Paradshanow erinnert sich: zum Beispiel an die
Lehrmeister der Moskauer Filmhochschule. Schon bei der Diplomabnahme
seiner ersten Arbeit, des Kinderfilms "Andrijesch" (1955), geschah ein
kleines Wunder. Alexander Dowshenko, der ukrainische Kinopoet,
wünschte sich begeistert, dieses Debüt ein zweites Mal
anschauen zu können - das einzige Mal in der langen Geschichte des
WGIK, daß so etwas passierte. Auch von einem anderen Lehrer, Igor
Sawtschenko, weiß Paradshanow eine bezeichnende Anekdote zur
berichten: Wenn dessen Studenten ihre ersten Regiekontrakte
unterzeichnet hatten, lud er sie in seinen Mercedes, fuhr sie auf dem
Moskauer Gorki-Boulevard spazieren und kaufte ihnen Socken für die
"nackten" Füße - so nahm er teil an ihrem Glück, keine
Schüler mehr, sondern vielleicht schon bald Meister zu sein...

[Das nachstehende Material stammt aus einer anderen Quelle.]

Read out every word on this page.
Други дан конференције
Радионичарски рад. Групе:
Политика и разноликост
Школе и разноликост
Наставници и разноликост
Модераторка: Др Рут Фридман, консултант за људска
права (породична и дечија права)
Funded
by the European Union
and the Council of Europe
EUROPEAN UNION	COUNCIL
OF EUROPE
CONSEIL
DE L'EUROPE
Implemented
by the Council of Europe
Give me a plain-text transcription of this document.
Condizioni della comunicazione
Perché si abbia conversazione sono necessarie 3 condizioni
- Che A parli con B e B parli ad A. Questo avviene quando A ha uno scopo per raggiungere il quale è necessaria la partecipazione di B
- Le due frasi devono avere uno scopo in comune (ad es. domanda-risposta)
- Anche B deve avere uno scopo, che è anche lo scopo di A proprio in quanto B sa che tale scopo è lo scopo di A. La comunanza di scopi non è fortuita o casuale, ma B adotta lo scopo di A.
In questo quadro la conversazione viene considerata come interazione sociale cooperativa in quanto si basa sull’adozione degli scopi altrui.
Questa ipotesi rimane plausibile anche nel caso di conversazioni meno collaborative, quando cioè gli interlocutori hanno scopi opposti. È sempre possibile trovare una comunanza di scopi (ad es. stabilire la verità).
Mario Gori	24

Sawtschenko war es auch, der die Studenten dazu anhielt, neben ihrer
Filmarbeit zu zeichnen. Für Paradshanow wurde die Malerei ein
Lebenselixier; auch darüber reflektiert er in Holloways Film. Als
er wegen Kunstschmuggel, Devisenhandel und Homosexualität
verhaftet worden war ("Ich soll 340 Kommunisten vergewaltigt
haben..."), gewann er aus dem Malen Kraft: "Ich hatte nur eine
Alternative: unterzugehen oder Künstler zu werden." Im
Gefängnis und Straflager faßten die Mithäftlinge
Vertrauen zu ihm. Und sie erzählten ihm ihre Biografien; er
avancierte gleichsam zu ihrem Beichtvater. "In meinem Kopf", erinnert
sich Paradshanow, "wurden diese Geschichten zu einer riesigen Sammlung
von Novellen, Poemen und Stücken. Vier davon plane ich bald zu
verfilmen."
Sergej Paradshanow hätte allen Grund gehabt, vor
der Kamera seine Verbitterung herauszuschreien: auf Grund der
langjährigen Haft, aus der ihn nicht zuletzt die internationale
Solidarität von Künstlern - Louis Aragon, Elsa Triolet oder
John Updike - zu befreien half. Haßerfüllt hätte
Paradshanow aber auch wegen der ideologischen Barrieren sein
können, auf die er in der Sowjetunion immer wieder stieß.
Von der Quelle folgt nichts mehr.